En wat is er in die twee decennia veel gebeurd! (En hoe snel zijn die twee decennia voorbijgegaan! De Twin Towers, waarmee ze begonnen: dat lijkt toch echt nog geen twintig jaar geleden!) Het boek van Mak bevat een duizelingwekkend overzicht: Europa en de brexit, nationalisme, vluchtelingen, populisme, klimaatdreiging, financiële crisis, Griekenland, Russische maffia, de crisis van de waarheid, digitalisering, social media, robotisering, clowns aan de macht… De wereld is de afgelopen twintig jaar weer veel meer veranderd dan in alle dubbele decennia daarvoor. Het gaat razendsnel, dat is de overheersende indruk. Oerendhard! En als je die snelheid extrapoleert naar de tijd die nu op ons afkomt, kun je niet anders dan vrezen dat we naar een afgrond snellen, of noem het een muur, een ijsberg…
Neen, vrolijk word je er niet van. Ik liet stoom af bij een vriend, die Grote verwachtingen al gelezen had: ‘We leven in een gekkenhuis, dat op instorten staat.’ ‘Heb je daar echt Mak voor nodig, om dat te weten?’ antwoordde hij. Neen, maar het is toch goed om eens een ingenieur in huis te halen die je kan zeggen hoelang het er nog veilig toeven is.
Snelsnelsnel. En kijk, het boek was nog niet goed en wel uit en aan zijn, alweer oververdiende, zoveelste druk in een paar maanden toe, of, jawel, COVID sloeg toe en alle uitgezette parameters konden overboord. Mak kon nog niet met pensioen, hij zag zich gedwongen om zich aan een addendum te zetten. En dat kwam er ook, onder de titel Epiloog, een titel die ik nooit anders dan als bedoelde dubbelzinnigheid heb kunnen lezen: nawoord bij het pas geschreven boek, maar ook een naschrift bij een tijdvak dat op zijn einde aan het lopen is.
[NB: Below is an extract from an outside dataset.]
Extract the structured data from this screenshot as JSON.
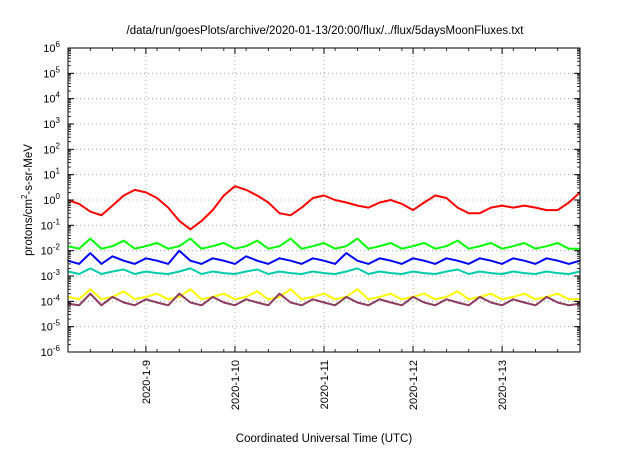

In Epiloog bij Grote verwachtingen, zoals het boekje voluit heet, schetst Mak de snelle verspreiding van het virus dat we ondertussen allemaal bij naam kennen, en de trage reacties van de overheden erop. Met de gekende gevolgen. Een van die gevolgen is dat onze wereld ten gronde veranderd is.Maar dat was voorspelbaar. Onze wereld is voortdurend ingrijpend aan het veranderen. Na decennia van relatieve stilstand, toch hier in het verwende Westen waar ik ben opgegroeid, lijkt alles nu in een stroomversnelling te zijn beland.
Zo snel gaat het, dat Mak zelf de tijd niet weet bij te houden. Op bladzijde 74 sluit hij zijn Epiloog af met woorden die hij tot een denkbeeldige student in 2069 richt: ‘Ik schrijf deze laatste regels op 4 mei 2020’. Daar gaat het over de afnemende hevigheid van de coronapandemie: ‘in Europa begint de sterfte af te nemen, de grote pieken zijn eerder voorbij dan iedereen verwachtte’. Wij weten ondertussen wat Mak nog niet wist: dat de tweede golf nog moest komen en heviger zou worden dan de eerste. Wat Mak ook nog niet wist, is dat sinds die 4 mei de vertrouwde merel van het toneel zou verdwijnen want een bladzijde verder schrijft hij, de lockdownstilte in Amsterdam schetsend: ‘Nooit hoorde je zoveel merels, het weerkaatst over de verlaten grachten, iedere avond opnieuw.’ Zo snel gaat het: geen halfjaar later en er zijn geen merels meer.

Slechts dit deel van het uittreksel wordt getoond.